Turkey will not allow ‘terror corridor’ to its south, Foreign Minister says
Turkish Foreign Minister Mevlüt Çavuşoğlu said on Saturday Ankara would not allow for the formation of a “terror corridor” to its south, in response to meetings between Kurdish groups in Syria, Rudaw reported.
The Kurdistan National Council (ENKS), an umbrella group consisting of several Kurdish parties in the region, has been holding talks with the Syrian-Kurdish People's Protection Units (YPG)'s political wing, the Democratic Union Party (PYD), as a part of efforts to build political unity.
Turkey sees the PYD as a terrorist organisation due to its links to the Kurdistan Workers’ Party (PKK) which has been fighting a three-decade-long war against the Turkish state.

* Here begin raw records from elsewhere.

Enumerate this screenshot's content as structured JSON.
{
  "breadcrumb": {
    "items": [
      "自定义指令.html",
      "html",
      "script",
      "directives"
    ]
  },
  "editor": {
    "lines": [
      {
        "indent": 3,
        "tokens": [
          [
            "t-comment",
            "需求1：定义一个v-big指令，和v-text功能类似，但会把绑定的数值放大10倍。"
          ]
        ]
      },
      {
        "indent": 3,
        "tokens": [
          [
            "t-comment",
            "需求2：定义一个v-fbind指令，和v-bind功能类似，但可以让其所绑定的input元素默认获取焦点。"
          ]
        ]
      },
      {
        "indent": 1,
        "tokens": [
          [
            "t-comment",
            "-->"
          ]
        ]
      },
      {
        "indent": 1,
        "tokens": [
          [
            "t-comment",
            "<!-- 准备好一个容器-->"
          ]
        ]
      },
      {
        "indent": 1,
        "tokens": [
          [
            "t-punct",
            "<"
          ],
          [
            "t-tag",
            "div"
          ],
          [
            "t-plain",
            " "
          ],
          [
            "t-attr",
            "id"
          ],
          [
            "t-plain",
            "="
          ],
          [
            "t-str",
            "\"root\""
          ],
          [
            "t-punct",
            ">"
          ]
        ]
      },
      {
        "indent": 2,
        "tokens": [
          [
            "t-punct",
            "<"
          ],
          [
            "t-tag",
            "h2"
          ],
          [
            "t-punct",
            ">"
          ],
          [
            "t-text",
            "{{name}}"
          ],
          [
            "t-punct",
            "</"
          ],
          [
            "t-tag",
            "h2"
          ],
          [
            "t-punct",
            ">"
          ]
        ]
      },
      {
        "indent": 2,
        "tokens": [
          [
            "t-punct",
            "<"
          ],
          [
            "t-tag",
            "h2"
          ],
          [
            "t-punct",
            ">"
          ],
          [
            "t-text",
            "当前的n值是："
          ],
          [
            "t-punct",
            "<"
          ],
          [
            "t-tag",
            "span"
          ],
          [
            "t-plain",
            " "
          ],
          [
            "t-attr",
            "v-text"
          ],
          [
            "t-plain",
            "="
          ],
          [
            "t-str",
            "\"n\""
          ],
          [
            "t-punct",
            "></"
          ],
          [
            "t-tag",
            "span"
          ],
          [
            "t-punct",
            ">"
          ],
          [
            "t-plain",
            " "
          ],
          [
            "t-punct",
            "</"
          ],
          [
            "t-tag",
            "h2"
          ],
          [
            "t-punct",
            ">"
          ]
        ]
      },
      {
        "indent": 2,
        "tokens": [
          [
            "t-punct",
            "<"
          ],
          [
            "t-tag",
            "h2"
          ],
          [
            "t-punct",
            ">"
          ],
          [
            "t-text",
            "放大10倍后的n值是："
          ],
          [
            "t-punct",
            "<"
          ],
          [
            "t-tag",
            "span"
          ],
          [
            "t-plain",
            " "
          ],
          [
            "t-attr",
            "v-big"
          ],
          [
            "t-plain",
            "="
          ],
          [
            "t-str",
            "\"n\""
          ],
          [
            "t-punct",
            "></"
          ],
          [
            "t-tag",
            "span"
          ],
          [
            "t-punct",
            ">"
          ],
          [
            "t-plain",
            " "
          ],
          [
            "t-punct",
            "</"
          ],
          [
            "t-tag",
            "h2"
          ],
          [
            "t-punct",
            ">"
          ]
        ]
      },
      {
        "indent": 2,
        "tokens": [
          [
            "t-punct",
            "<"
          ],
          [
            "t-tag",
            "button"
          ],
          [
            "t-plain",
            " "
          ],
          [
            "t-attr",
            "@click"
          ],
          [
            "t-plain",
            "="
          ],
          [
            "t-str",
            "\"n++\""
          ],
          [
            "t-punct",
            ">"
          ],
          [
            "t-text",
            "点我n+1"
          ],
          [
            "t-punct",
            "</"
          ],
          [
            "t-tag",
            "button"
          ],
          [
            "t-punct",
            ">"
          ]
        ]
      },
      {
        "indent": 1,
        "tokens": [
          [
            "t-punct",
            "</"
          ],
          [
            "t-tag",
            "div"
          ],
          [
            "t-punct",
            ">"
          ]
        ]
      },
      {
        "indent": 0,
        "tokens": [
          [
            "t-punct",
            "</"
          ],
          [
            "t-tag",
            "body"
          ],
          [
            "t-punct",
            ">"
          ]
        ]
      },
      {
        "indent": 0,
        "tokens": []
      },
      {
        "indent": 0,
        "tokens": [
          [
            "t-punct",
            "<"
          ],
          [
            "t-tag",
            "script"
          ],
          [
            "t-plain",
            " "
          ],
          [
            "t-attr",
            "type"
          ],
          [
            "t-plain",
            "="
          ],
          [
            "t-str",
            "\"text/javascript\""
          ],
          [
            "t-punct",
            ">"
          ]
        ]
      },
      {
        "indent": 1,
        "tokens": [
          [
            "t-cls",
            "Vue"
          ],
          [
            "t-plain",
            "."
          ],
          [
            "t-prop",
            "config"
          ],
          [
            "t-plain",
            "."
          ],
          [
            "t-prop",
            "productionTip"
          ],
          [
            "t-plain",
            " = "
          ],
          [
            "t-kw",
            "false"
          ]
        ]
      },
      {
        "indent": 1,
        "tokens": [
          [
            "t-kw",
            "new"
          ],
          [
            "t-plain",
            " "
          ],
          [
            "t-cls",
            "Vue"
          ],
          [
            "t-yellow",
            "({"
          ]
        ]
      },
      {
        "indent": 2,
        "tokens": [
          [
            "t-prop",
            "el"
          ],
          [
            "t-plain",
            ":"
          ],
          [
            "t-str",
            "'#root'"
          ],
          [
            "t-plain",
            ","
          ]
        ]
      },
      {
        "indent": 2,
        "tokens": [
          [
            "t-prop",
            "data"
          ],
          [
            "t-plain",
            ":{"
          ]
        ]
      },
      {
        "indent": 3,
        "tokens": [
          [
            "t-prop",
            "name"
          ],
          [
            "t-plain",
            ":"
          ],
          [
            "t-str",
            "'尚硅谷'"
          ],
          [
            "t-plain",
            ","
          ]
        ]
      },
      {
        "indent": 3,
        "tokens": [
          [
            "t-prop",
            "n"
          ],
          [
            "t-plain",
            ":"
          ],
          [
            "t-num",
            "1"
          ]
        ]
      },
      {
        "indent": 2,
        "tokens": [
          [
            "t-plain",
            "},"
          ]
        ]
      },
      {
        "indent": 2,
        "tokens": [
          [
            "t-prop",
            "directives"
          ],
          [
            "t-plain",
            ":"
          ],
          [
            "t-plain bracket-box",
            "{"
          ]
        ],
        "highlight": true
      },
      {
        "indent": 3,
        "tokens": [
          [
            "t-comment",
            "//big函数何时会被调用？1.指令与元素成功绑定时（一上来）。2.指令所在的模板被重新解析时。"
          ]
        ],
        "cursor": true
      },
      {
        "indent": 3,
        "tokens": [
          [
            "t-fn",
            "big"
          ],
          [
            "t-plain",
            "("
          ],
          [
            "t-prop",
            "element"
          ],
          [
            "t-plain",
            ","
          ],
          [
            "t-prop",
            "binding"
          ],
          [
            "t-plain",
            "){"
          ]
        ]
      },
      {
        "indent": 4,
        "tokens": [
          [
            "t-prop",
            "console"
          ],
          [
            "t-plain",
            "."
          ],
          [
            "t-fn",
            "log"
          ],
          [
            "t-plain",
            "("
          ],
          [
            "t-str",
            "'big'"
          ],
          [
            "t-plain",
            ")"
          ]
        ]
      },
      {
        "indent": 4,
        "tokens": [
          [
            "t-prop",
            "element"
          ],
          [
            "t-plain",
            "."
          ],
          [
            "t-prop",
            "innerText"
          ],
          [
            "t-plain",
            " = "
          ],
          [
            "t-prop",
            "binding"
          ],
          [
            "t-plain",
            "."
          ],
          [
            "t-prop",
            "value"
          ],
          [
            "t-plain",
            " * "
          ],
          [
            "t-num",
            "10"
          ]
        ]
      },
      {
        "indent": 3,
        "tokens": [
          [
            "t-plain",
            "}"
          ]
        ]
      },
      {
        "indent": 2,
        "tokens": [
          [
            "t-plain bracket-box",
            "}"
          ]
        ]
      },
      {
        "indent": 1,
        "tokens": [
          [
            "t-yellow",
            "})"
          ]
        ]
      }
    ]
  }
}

“I told the ENKS that they should not make deals with the PKK/YPG. We used to have talks with and support them. In February, each of them told me how the PKK/YPG had killed their relatives and jailed their close friends or family members - some are still in jail. They said they did not and would not unite with this terrorist organisation,” Rudaw quoted Çavuşoğlu as saying.
"Our attitude is very clear. We do not allow a terror corridor to be created in the region, nor do we allow the terrorists to be legitimised," the minister said.
A Turkish offensive targeting the Syrian-Kurdish forces in northern Syria in October has prompted Syrian Kurds to seek efforts to unite Kurdish political movements in the region.
Commander of the Syrian Democratic Forces (SDF) Mazloum Kobani met with the ENKS in early November following a meeting between the SDF commander and Kurdistan Region’s President Nechirvan Barzani in Erbil.